Persistent increase of hippocampal presynaptic axon excitability after repetitive electrical stimulation: dependence on N-methyl-D-aspartate receptor activity, nitric-oxide synthase, and temperature.

Abstract
The electrical excitability of Schaffer collateral axons and/or terminals was studied in hippocampal slices by monitoring single, CA3 pyramidal neurons activated antidromically from CA1 stratum radiatum. At 22 degrees C, weak, repetitive stimulation with as few as 10 impulses at 2 Hz led to a robust lowering of the antidromic activation threshold that lasted > 30 min.
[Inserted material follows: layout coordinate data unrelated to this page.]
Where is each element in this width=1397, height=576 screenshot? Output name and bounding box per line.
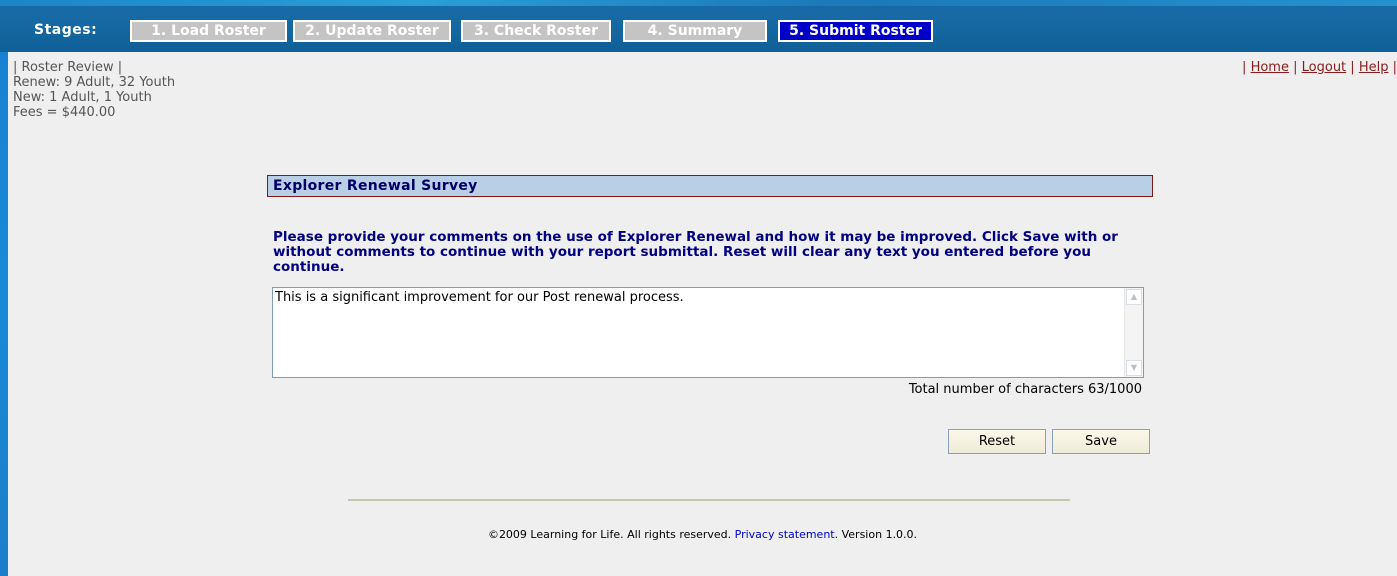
- survey-instructions: Please provide your comments on the use …: [273, 229, 1118, 275]
- footer: ©2009 Learning for Life. All rights rese…: [8, 528, 1397, 541]
- help-link[interactable]: Help: [1359, 60, 1389, 75]
- link-separator: |: [1392, 60, 1397, 75]
- new-count: New: 1 Adult, 1 Youth: [13, 90, 152, 105]
- logout-link[interactable]: Logout: [1302, 60, 1347, 75]
- link-separator: |: [1350, 60, 1355, 75]
- stage-check-roster[interactable]: 3. Check Roster: [461, 20, 611, 42]
- stages-label: Stages:: [34, 22, 98, 38]
- window-frame-left: [0, 0, 8, 576]
- roster-info: | Roster Review | Renew: 9 Adult, 32 You…: [13, 60, 175, 120]
- fees-total: Fees = $440.00: [13, 105, 116, 120]
- roster-review-label: | Roster Review |: [13, 60, 123, 75]
- save-button[interactable]: Save: [1052, 429, 1150, 454]
- reset-button[interactable]: Reset: [948, 429, 1046, 454]
- top-links: | Home | Logout | Help |: [1242, 60, 1397, 75]
- stage-load-roster[interactable]: 1. Load Roster: [130, 20, 287, 42]
- renew-count: Renew: 9 Adult, 32 Youth: [13, 75, 176, 90]
- stages-bar: Stages: 1. Load Roster 2. Update Roster …: [0, 0, 1397, 52]
- main-content: | Roster Review | Renew: 9 Adult, 32 You…: [8, 52, 1397, 576]
- textarea-scrollbar[interactable]: ▲ ▼: [1124, 288, 1143, 377]
- scroll-down-icon[interactable]: ▼: [1126, 360, 1142, 376]
- scroll-up-icon[interactable]: ▲: [1126, 289, 1142, 305]
- comment-text[interactable]: This is a significant improvement for ou…: [275, 290, 1121, 305]
- character-count: Total number of characters 63/1000: [908, 382, 1142, 397]
- copyright-text: ©2009 Learning for Life. All rights rese…: [487, 528, 732, 541]
- survey-title: Explorer Renewal Survey: [267, 175, 1153, 197]
- comment-textarea[interactable]: This is a significant improvement for ou…: [272, 287, 1144, 378]
- home-link[interactable]: Home: [1251, 60, 1289, 75]
- link-separator: |: [1293, 60, 1298, 75]
- privacy-link[interactable]: Privacy statement: [735, 528, 835, 541]
- stage-submit-roster[interactable]: 5. Submit Roster: [778, 20, 933, 42]
- link-separator: |: [1242, 60, 1247, 75]
- top-strip: [0, 0, 1397, 6]
- version-text: . Version 1.0.0.: [834, 528, 918, 541]
- stage-summary[interactable]: 4. Summary: [623, 20, 767, 42]
- stage-update-roster[interactable]: 2. Update Roster: [293, 20, 451, 42]
- footer-divider: [348, 499, 1070, 501]
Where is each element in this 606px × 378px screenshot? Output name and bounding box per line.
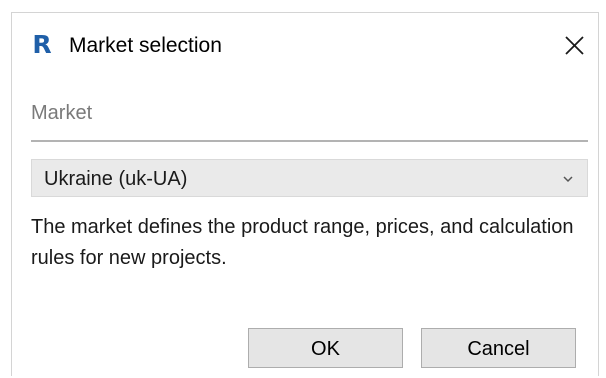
- title-bar: R Market selection: [12, 13, 598, 77]
- cancel-button[interactable]: Cancel: [421, 328, 576, 368]
- chevron-down-icon: [563, 176, 573, 183]
- dialog-title: Market selection: [69, 34, 222, 57]
- market-description: The market defines the product range, pr…: [31, 216, 574, 269]
- close-icon: [565, 36, 584, 55]
- market-section-label: Market: [31, 102, 93, 124]
- market-dropdown-value: Ukraine (uk-UA): [44, 168, 188, 190]
- app-logo-icon: R: [32, 30, 52, 59]
- section-divider: [31, 140, 588, 142]
- close-button[interactable]: [562, 29, 588, 59]
- market-selection-dialog: R Market selection Market Ukraine (uk-UA…: [11, 12, 599, 376]
- market-dropdown[interactable]: Ukraine (uk-UA): [31, 159, 588, 197]
- ok-button[interactable]: OK: [248, 328, 403, 368]
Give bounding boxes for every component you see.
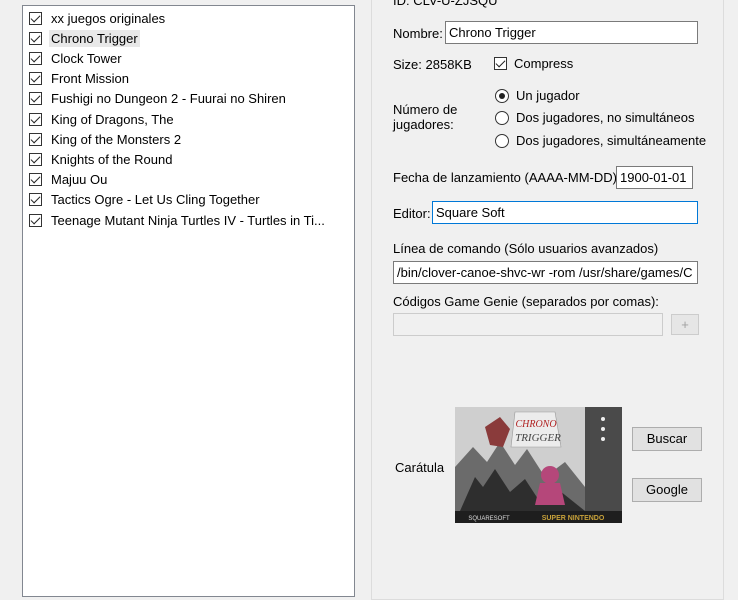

The effect was completely absent at 32 degrees C and was blocked by both the N-methyl-D-aspartate receptor antagonist, 2-amino-5-phosphonovalerate and the inhibitor of nitric-oxide synthase, L-nitro-arginine methyl ester. Such threshold lowering would alter the variance of synaptic responses from axons stimulated in the variable excitation region of their input-output functions. These results thus raise important doubts about the interpretation of experiments in which the so-called minimal-stimulation method has been used at reduced temperature to infer changes in quantal transmission during hippocampal long-term potentiation. In the present experiments, no changes were observed in the estimate of excitatory postsynaptic potential quantal content in long-term potentiation experiments at either temperature, which could not be accounted for by an artificial, temperature-dependent change in the responsiveness of presynaptic axons.